A Pakistani counterstrike would have tested and exposed the intentions of the American-led NATO troops. A subsequent attack on Pakistan would have confirmed this was no misunderstanding. The Americans have been saber-rattling for months now and the June 10 attack fitted a pattern of US official statements, media leaks, and cross-border violations.

In every sense of the word, an undeclared war is being waged against Pakistan from the Afghan soil since 2004. Islamabad is in possession of plenty of real and circumstantial evidence to this effect. The purpose of this war is to set off ethnic and religious wars inside Pakistan to weaken the country and precipitate its disintegration. In the past four years, separatist activity in the entire Pakistani region next to Afghanistan jumped from nil to levels not seen since the 1980s, when the Soviets used Afghan soil for the same purpose.

Afghanistan has a political problem that the US and its puppet regime in Kabul have been unable to resolve for the past seven years. This failure is destabilizing Pakistan, not the other way around. The Pakistani foreign minister should have used the Afghan donor conference in Paris last week to make it clear that Islamabad – and NATO for that matter – cannot be held responsible for Washington and Kabul's inability to end the Afghan civil conflict.

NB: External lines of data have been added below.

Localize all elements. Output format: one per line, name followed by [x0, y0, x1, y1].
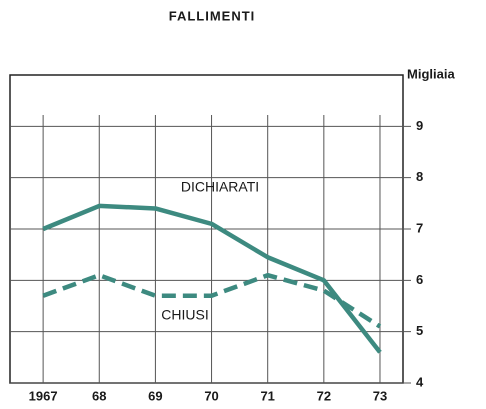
x-tick-label: 72 [317, 388, 331, 403]
series-label: DICHIARATI [181, 179, 259, 195]
x-tick-label: 68 [92, 388, 106, 403]
x-tick-label: 71 [260, 388, 274, 403]
y-tick-label: 6 [416, 272, 423, 287]
y-tick-label: 5 [416, 323, 423, 338]
y-tick-label: 4 [416, 374, 424, 389]
y-tick-label: 7 [416, 220, 423, 235]
series-label: CHIUSI [161, 307, 208, 323]
series-line [42, 203, 382, 354]
y-tick-label: 8 [416, 169, 423, 184]
series-line [42, 272, 382, 329]
x-tick-label: 73 [373, 388, 387, 403]
x-tick-label: 70 [204, 388, 218, 403]
chart-title: FALLIMENTI [169, 8, 256, 23]
y-tick-label: 9 [416, 118, 423, 133]
x-tick-label: 1967 [29, 388, 58, 403]
x-tick-label: 69 [148, 388, 162, 403]
y-axis-label: Migliaia [407, 66, 455, 81]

It's also time to turn the tables. Pakistan should issue a list of demands to the regime in Kabul. The list should ask for a halt in all cross-border terrorism originating from Afghan soil into Pakistan. This includes the closure of training camps for terrorists who are sent into our provinces of Balochistan and NWFP and the expulsion of all terrorist elements recruited from Pakistan and sheltered at safe houses provided by the Afghan government. Failure to meet these legitimate demands should result in punitive measures; including restricting both Afghanistan's overland trade and US fuel supplies through Pakistani land and airspace.

Washington has been double-crossing Pakistan from the moment Islamabad joined America's war on terror. In the seven years since 9/11, Washington has deliberately ignored Pakistan's legitimate security needs and concerns in Afghanistan on every count. Under American watch, rabidly anti-Pakistan warlords and exiled elements with Indian connections going back to the days of the Soviets have been encouraged to wield influence in Kabul. The narcotic trade has been allowed to recover from near-total eradication under the previous regime, giving a boost to organized crime affecting both Pakistan and Iran.

Pakistani officials have long been suspecting that some Indian and Afghan elements operating in Afghanistan have an interest in inciting a confrontation between Pakistan and the United States. But it is also true that Washington has accorded little importance, by design or by coincidence, to the legitimate security and strategic interests of its Pakistani ally.

We should win together in Afghanistan. Washington's victory should not become a Pakistani loss.